Neural Network Optimisation Study: Comparing Adam vs RMSProp with Advanced Regularisation Techniques
Optimiser | Accuracy | Confidence Interval |
---|---|---|
Adam | 82.83% | ±4.78% |
RMSProp | 81.93% | ±4.30% |
Adam demonstrates slightly superior average performance with marginally higher variance.

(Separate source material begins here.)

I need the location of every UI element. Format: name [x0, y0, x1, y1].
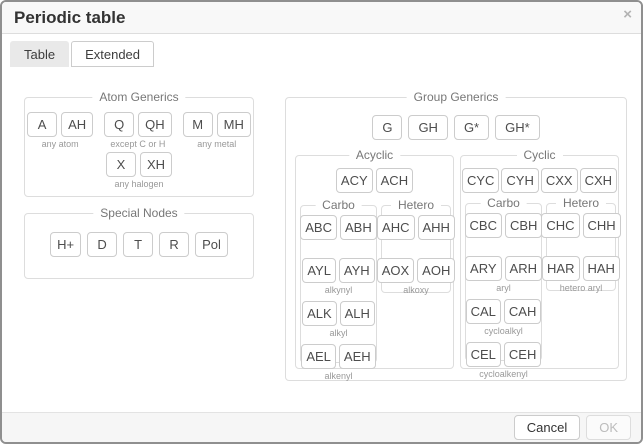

Model Configuration | Precision | Recall | F1-Score |
---|---|---|---|
4.2.4 Adam | 83.85% | 67.54% | 74.74% |
4.2.4 RMSProp | 84.28% | 66.67% | 74.39% |
4.3.3 Adam | 82.35% | 68.43% | 74.64% |
4.3.3 RMSProp | 82.88% | 67.26% | 74.13% |
L2 Regularisation (0.01):
Successfully prevented overfitting by penalising large weights, resulting in more stable validation performance across both optimisers.
Dropout (0.1 rate):
Reduced neuron co-adaptation, improving model robustness and generalisation to unseen data.
Early Stopping:
Enhanced training efficiency by preventing unnecessary epochs, maintaining optimal model performance without overfitting.
Final Recommendation:
Deploy Model with Adam optimiser for production use, implementing comprehensive regularisation techniques and early stopping for optimal survivor prediction performance.